Lack of trust also increases resistance to higher taxes as citizens do not think their governments will spend the additional funds responsibly on services they need.
“Cash transfers tend to decrease poverty in the short run. They do not usually eradicate poverty and inequality in the long run,” Pessino said. “Trust can be regained once citizens see that their governments are striving for efficiency in all areas of government and that their tax dollars are put to good use.”
According to the report, in advanced countries, direct taxes and cash transfers reduce inequality by 38 percent, but for 16 countries in Latin America, the decline is only 4.7 percent.
“Lack of professionalism, negligence, corruption, or a combination thereof, inflate the cost of inputs” for public spending, the report found. It needs to be more efficiently allocated among government sectors, programs, and populations, and over time.
Pessino said that governments in the region have been improving their fiscal accountability since the 1990s by formalizing budget processes, but the region still loses billions each year to fraud and corruption.
“Corruption is a term that can be lots of things — not only corruption or bribes per se, but also lots of inefficiency … The corruption mixes with the inefficiency,” Pessino said. “You are putting more money and getting much less in results.”

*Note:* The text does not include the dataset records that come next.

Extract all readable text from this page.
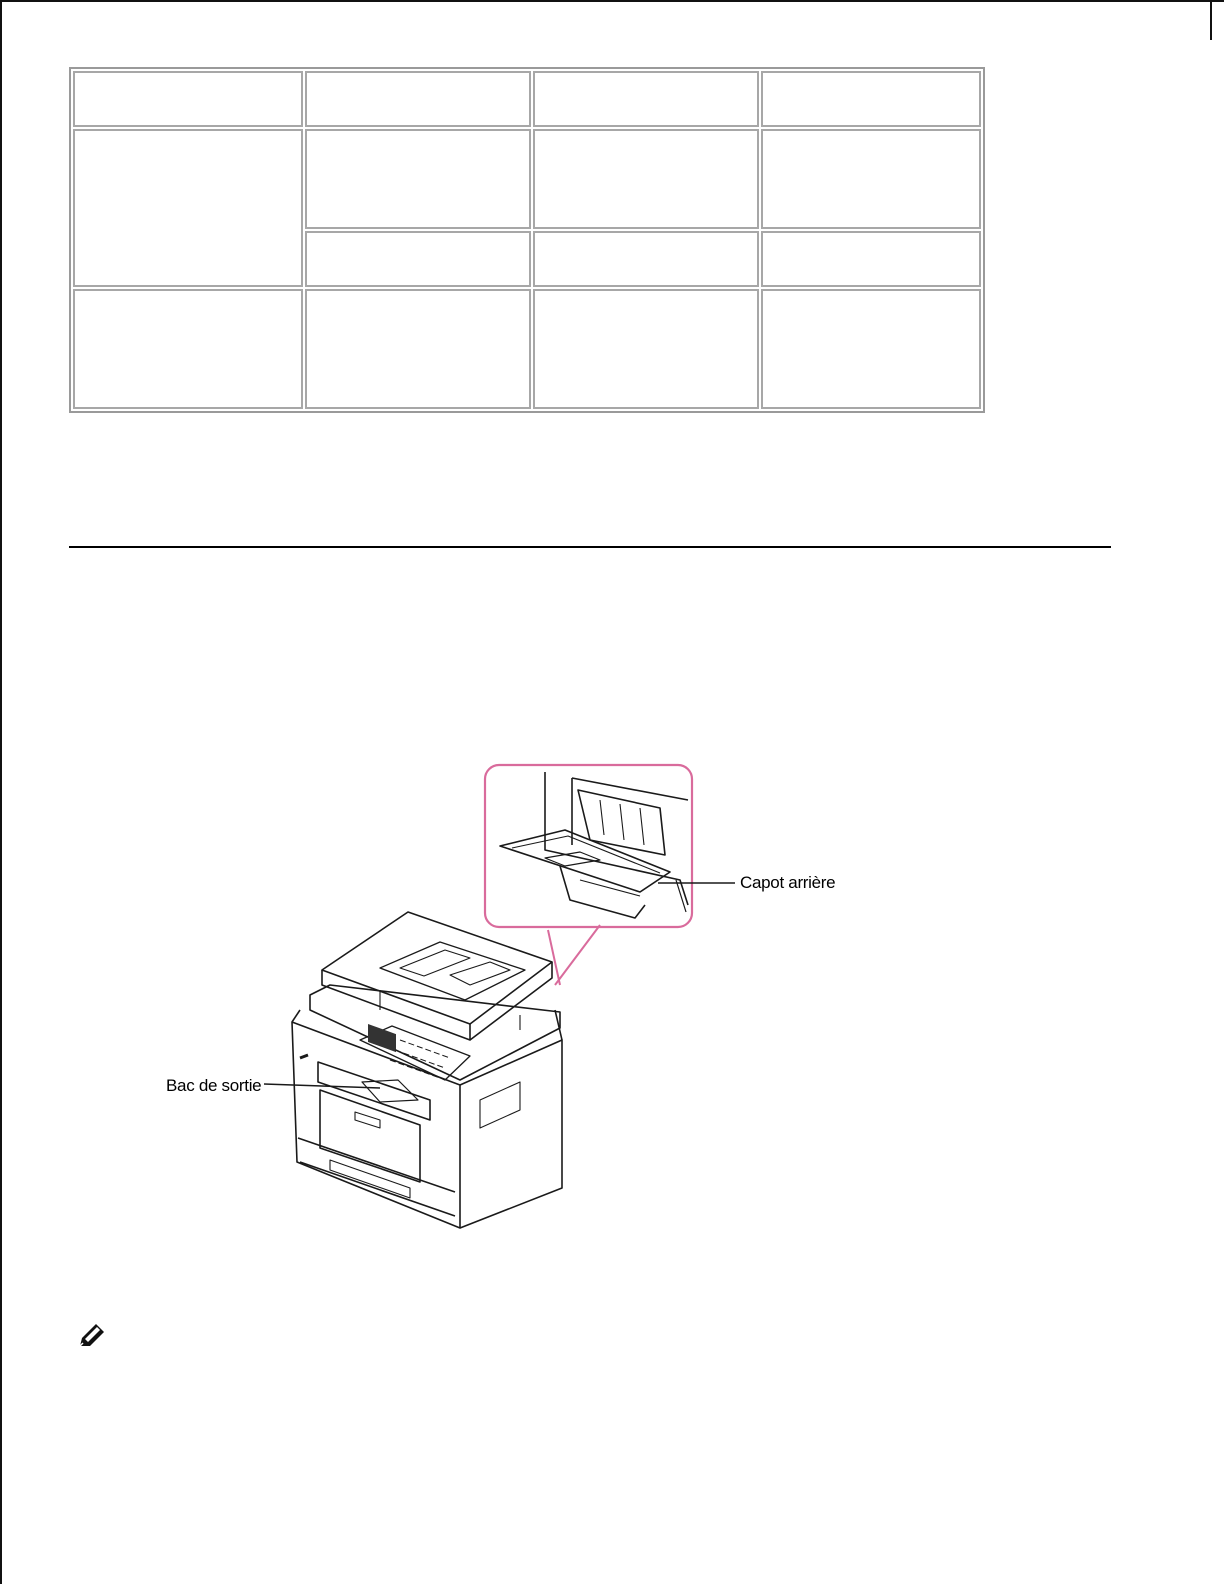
Capot arrière
Bac de sortie
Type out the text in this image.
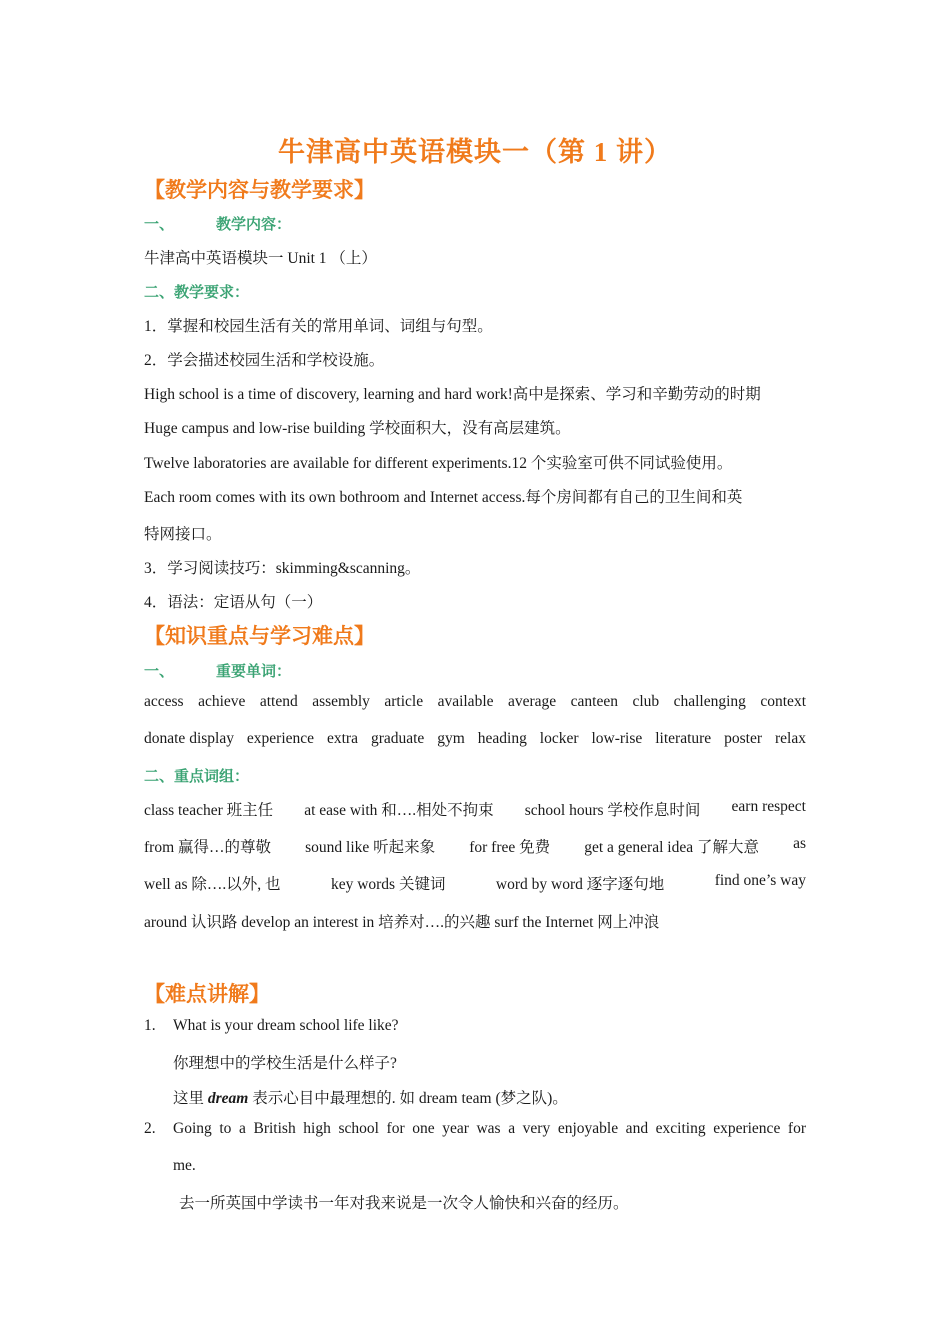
牛津高中英语模块一（第 1 讲）
【教学内容与教学要求】
一、	教学内容：
牛津高中英语模块一 Unit 1 （上）
二、教学要求：
1．掌握和校园生活有关的常用单词、词组与句型。
2．学会描述校园生活和学校设施。
High school is a time of discovery, learning and hard work!高中是探索、学习和辛勤劳动的时期
Huge campus and low-rise building 学校面积大，没有高层建筑。
Twelve laboratories are available for different experiments.12 个实验室可供不同试验使用。
Each room comes with its own bothroom and Internet access.每个房间都有自己的卫生间和英
特网接口。
3．学习阅读技巧：skimming&scanning。
4．语法：定语从句（一）
【知识重点与学习难点】
一、	重要单词：
access achieve attend assembly article available average canteen club challenging context
donate display experience extra graduate gym heading locker low-rise literature poster relax
二、重点词组：
class teacher 班主任 at ease with 和….相处不拘束 school hours 学校作息时间 earn respect
from 赢得…的尊敬 sound like 听起来象 for free 免费 get a general idea 了解大意 as
well as 除….以外, 也	key words 关键词	word by word 逐字逐句地	find one’s way
around 认识路 develop an interest in 培养对….的兴趣 surf the Internet 网上冲浪
【难点讲解】
1. What is your dream school life like?
你理想中的学校生活是什么样子?
这里 dream 表示心目中最理想的. 如 dream team (梦之队)。
2. Going to a British high school for one year was a very enjoyable and exciting experience for
me.
去一所英国中学读书一年对我来说是一次令人愉快和兴奋的经历。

The report recommends countries spend smarter by paying more attention to where in the economic cycle they are spending the most resources. Many countries have increased public sector salaries and pensions during healthy economic times, but been unable to lower that spending during a downturn. This leaves less money available for capital spending in a weaker economy, which can also jeopardize private investment.
Budgets must be dissected sector by sector, the report says, to root out technical and allocative inefficiencies. It also encourages governments to use cost-benefit analysis in determining how to spend public funds, improve the management of civil services expenditures, and provide citizens with more information about the ways in which public funds are spent so dollars can be better monitored.
“We [as a region] have been concentrating on improving system sustainability including processes, but now we have to improve the way we allocate spending,” Pessino said.